Les grands singes ne sont d’ailleurs pas en reste lorsqu’il s’agit d’altruisme. Les éthologues rapportent de nombreux cas de chimpanzés ou de bonobos protégeant des compagnons malades, orphelins ou handicapés. Les singes rhésus préfèrent se laisser mourir de faim plutôt que d’infliger une décharge électrique à un de leurs congénères. Les spécialistes estiment que si l’empathie s’est ainsi développée chez ces animaux, c’est parce qu’ils vivent comme nous dans des sociétés complexes, dont le fonctionnement nécessite coopération et entraide.

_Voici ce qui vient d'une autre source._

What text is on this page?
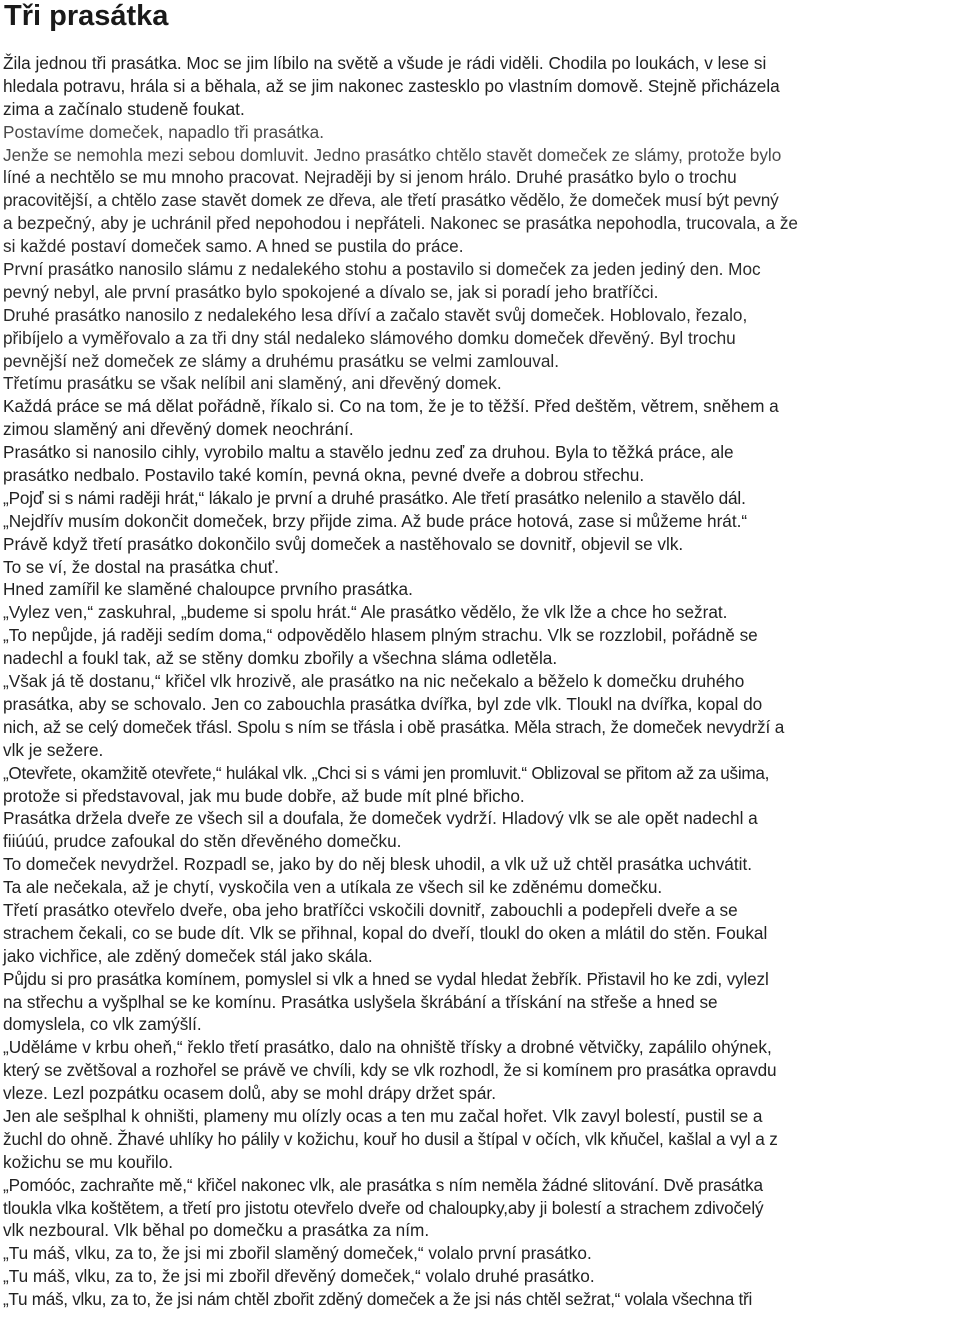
Tři prasátka
Žila jednou tři prasátka. Moc se jim líbilo na světě a všude je rádi viděli. Chodila po loukách, v lese si
hledala potravu, hrála si a běhala, až se jim nakonec zastesklo po vlastním domově. Stejně přicházela
zima a začínalo studeně foukat.
Postavíme domeček, napadlo tři prasátka.
Jenže se nemohla mezi sebou domluvit. Jedno prasátko chtělo stavět domeček ze slámy, protože bylo
líné a nechtělo se mu mnoho pracovat. Nejraději by si jenom hrálo. Druhé prasátko bylo o trochu
pracovitější, a chtělo zase stavět domek ze dřeva, ale třetí prasátko vědělo, že domeček musí být pevný
a bezpečný, aby je uchránil před nepohodou i nepřáteli. Nakonec se prasátka nepohodla, trucovala, a že
si každé postaví domeček samo. A hned se pustila do práce.
První prasátko nanosilo slámu z nedalekého stohu a postavilo si domeček za jeden jediný den. Moc
pevný nebyl, ale první prasátko bylo spokojené a dívalo se, jak si poradí jeho bratříčci.
Druhé prasátko nanosilo z nedalekého lesa dříví a začalo stavět svůj domeček. Hoblovalo, řezalo,
přibíjelo a vyměřovalo a za tři dny stál nedaleko slámového domku domeček dřevěný. Byl trochu
pevnější než domeček ze slámy a druhému prasátku se velmi zamlouval.
Třetímu prasátku se však nelíbil ani slaměný, ani dřevěný domek.
Každá práce se má dělat pořádně, říkalo si. Co na tom, že je to těžší. Před deštěm, větrem, sněhem a
zimou slaměný ani dřevěný domek neochrání.
Prasátko si nanosilo cihly, vyrobilo maltu a stavělo jednu zeď za druhou. Byla to těžká práce, ale
prasátko nedbalo. Postavilo také komín, pevná okna, pevné dveře a dobrou střechu.
„Pojď si s námi raději hrát,“ lákalo je první a druhé prasátko. Ale třetí prasátko nelenilo a stavělo dál.
„Nejdřív musím dokončit domeček, brzy přijde zima. Až bude práce hotová, zase si můžeme hrát.“
Právě když třetí prasátko dokončilo svůj domeček a nastěhovalo se dovnitř, objevil se vlk.
To se ví, že dostal na prasátka chuť.
Hned zamířil ke slaměné chaloupce prvního prasátka.
„Vylez ven,“ zaskuhral, „budeme si spolu hrát.“ Ale prasátko vědělo, že vlk lže a chce ho sežrat.
„To nepůjde, já raději sedím doma,“ odpovědělo hlasem plným strachu. Vlk se rozzlobil, pořádně se
nadechl a foukl tak, až se stěny domku zbořily a všechna sláma odletěla.
„Však já tě dostanu,“ křičel vlk hrozivě, ale prasátko na nic nečekalo a běželo k domečku druhého
prasátka, aby se schovalo. Jen co zabouchla prasátka dvířka, byl zde vlk. Tloukl na dvířka, kopal do
nich, až se celý domeček třásl. Spolu s ním se třásla i obě prasátka. Měla strach, že domeček nevydrží a
vlk je sežere.
„Otevřete, okamžitě otevřete,“ hulákal vlk. „Chci si s vámi jen promluvit.“ Oblizoval se přitom až za ušima,
protože si představoval, jak mu bude dobře, až bude mít plné břicho.
Prasátka držela dveře ze všech sil a doufala, že domeček vydrží. Hladový vlk se ale opět nadechl a
fiiúúú, prudce zafoukal do stěn dřevěného domečku.
To domeček nevydržel. Rozpadl se, jako by do něj blesk uhodil, a vlk už už chtěl prasátka uchvátit.
Ta ale nečekala, až je chytí, vyskočila ven a utíkala ze všech sil ke zděnému domečku.
Třetí prasátko otevřelo dveře, oba jeho bratříčci vskočili dovnitř, zabouchli a podepřeli dveře a se
strachem čekali, co se bude dít. Vlk se přihnal, kopal do dveří, tloukl do oken a mlátil do stěn. Foukal
jako vichřice, ale zděný domeček stál jako skála.
Půjdu si pro prasátka komínem, pomyslel si vlk a hned se vydal hledat žebřík. Přistavil ho ke zdi, vylezl
na střechu a vyšplhal se ke komínu. Prasátka uslyšela škrábání a třískání na střeše a hned se
domyslela, co vlk zamýšlí.
„Uděláme v krbu oheň,“ řeklo třetí prasátko, dalo na ohniště třísky a drobné větvičky, zapálilo ohýnek,
který se zvětšoval a rozhořel se právě ve chvíli, kdy se vlk rozhodl, že si komínem pro prasátka opravdu
vleze. Lezl pozpátku ocasem dolů, aby se mohl drápy držet spár.
Jen ale sešplhal k ohništi, plameny mu olízly ocas a ten mu začal hořet. Vlk zavyl bolestí, pustil se a
žuchl do ohně. Žhavé uhlíky ho pálily v kožichu, kouř ho dusil a štípal v očích, vlk kňučel, kašlal a vyl a z
kožichu se mu kouřilo.
„Pomóóc, zachraňte mě,“ křičel nakonec vlk, ale prasátka s ním neměla žádné slitování. Dvě prasátka
tloukla vlka koštětem, a třetí pro jistotu otevřelo dveře od chaloupky,aby ji bolestí a strachem zdivočelý
vlk nezboural. Vlk běhal po domečku a prasátka za ním.
„Tu máš, vlku, za to, že jsi mi zbořil slaměný domeček,“ volalo první prasátko.
„Tu máš, vlku, za to, že jsi mi zbořil dřevěný domeček,“ volalo druhé prasátko.
„Tu máš, vlku, za to, že jsi nám chtěl zbořit zděný domeček a že jsi nás chtěl sežrat,“ volala všechna tři
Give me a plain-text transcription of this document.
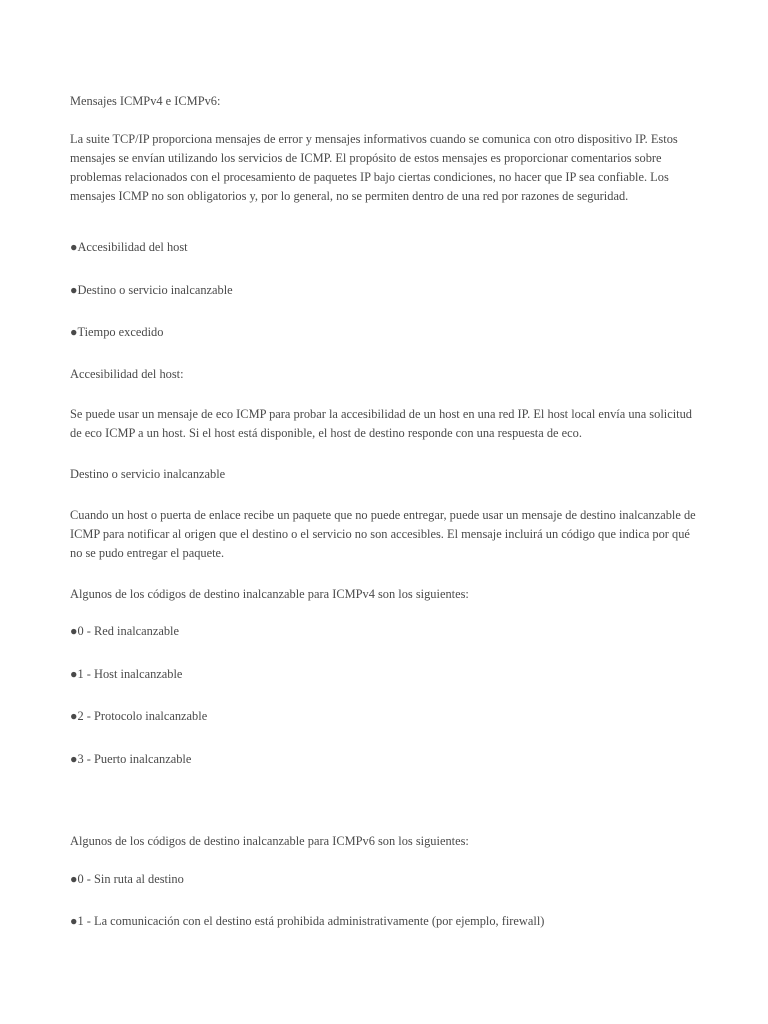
Mensajes ICMPv4 e ICMPv6:

La suite TCP/IP proporciona mensajes de error y mensajes informativos cuando se comunica con otro dispositivo IP. Estos mensajes se envían utilizando los servicios de ICMP. El propósito de estos mensajes es proporcionar comentarios sobre problemas relacionados con el procesamiento de paquetes IP bajo ciertas condiciones, no hacer que IP sea confiable. Los mensajes ICMP no son obligatorios y, por lo general, no se permiten dentro de una red por razones de seguridad.

●Accesibilidad del host

●Destino o servicio inalcanzable

●Tiempo excedido

Accesibilidad del host:

Se puede usar un mensaje de eco ICMP para probar la accesibilidad de un host en una red IP. El host local envía una solicitud de eco ICMP a un host. Si el host está disponible, el host de destino responde con una respuesta de eco.

Destino o servicio inalcanzable

Cuando un host o puerta de enlace recibe un paquete que no puede entregar, puede usar un mensaje de destino inalcanzable de ICMP para notificar al origen que el destino o el servicio no son accesibles. El mensaje incluirá un código que indica por qué no se pudo entregar el paquete.

Algunos de los códigos de destino inalcanzable para ICMPv4 son los siguientes:

●0 - Red inalcanzable

●1 - Host inalcanzable

●2 - Protocolo inalcanzable

●3 - Puerto inalcanzable

Algunos de los códigos de destino inalcanzable para ICMPv6 son los siguientes:

●0 - Sin ruta al destino

●1 - La comunicación con el destino está prohibida administrativamente (por ejemplo, firewall)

Traditionnelle comme… la mésange charbonnière
Prenez une mésange charbonnière et apprenez-lui le dispositif permettant d’ouvrir, à l’aide de son bec, une boîte contenant un bon repas (des vers de terre frais). Ayant compris la technique d’ouverture et son intérêt, l’oiseau va répandre la bonne nouvelle parmi ses congénères : quelques jours plus tard, la majorité des mésanges du quartier sauront ouvrir la boîte. Mieux encore, la méthode va se transmettre à travers les générations suivantes ; les jeunes mésanges, après avoir appris auprès de leurs aînées comment accéder à la nourriture, perpétueront la tradition.
Les résultats de cette expérience, publiés il y a quelques semaines dans la revue scientifique Nature, montrent que des normes culturelles peuvent se constituer chez les mésanges et persister à travers leur descendance. Cette capacité, qui constitue un des piliers des sociétés humaines, n’avait jusqu’alors été observée que chez des singes. L’un des cas les plus fameux est celui de la femelle macaque Imo, résidente de l’île japonaise de Koshima, qui fut la première en 1953 à nettoyer dans l’eau une patate couverte de sable, avant de la manger. Dix ans plus tard, les trois quarts des macaques de Koshima utilisaient la même technique ! Plus récemment, des chercheurs français ont montré que des babouins entraînés à jouer à un jeu de mémorisation s’amélioraient de génération en génération. De multiples exemples de traditions locales, liées notamment à l’usage d’outils, ont par ailleurs été mis en évidence dans des populations sauvages de chimpanzés et d’orangs-outans.
Bavard comme… le mone de Campbell
« Boum boum ! » crie le mone de Campbell lorsque la nuit tombe et qu’il veut rassembler sa troupe. « Krak ! » s’exclame ce petit singe des forêts d’Afrique de l’Ouest, lorsqu’il voit s’approcher un léopard et qu’il souhaite prévenir ses compagnons. « Hok ! » profère-t-il encore à la vue d’un aigle. L’animal combine parfois également plusieurs de cris de base, pour former des sortes de « phrases » à la signification nouvelle. Ces observations, réalisées par le primatologue de l’Université de Neuchâtel Klaus Zuberbühler dans le parc national de Taï, en Côte d’Ivoire, font du mone de Campbell un des rares animaux à posséder des mots, voire — cela fait toujours débat parmi les spécialistes — une ébauche de syntaxe.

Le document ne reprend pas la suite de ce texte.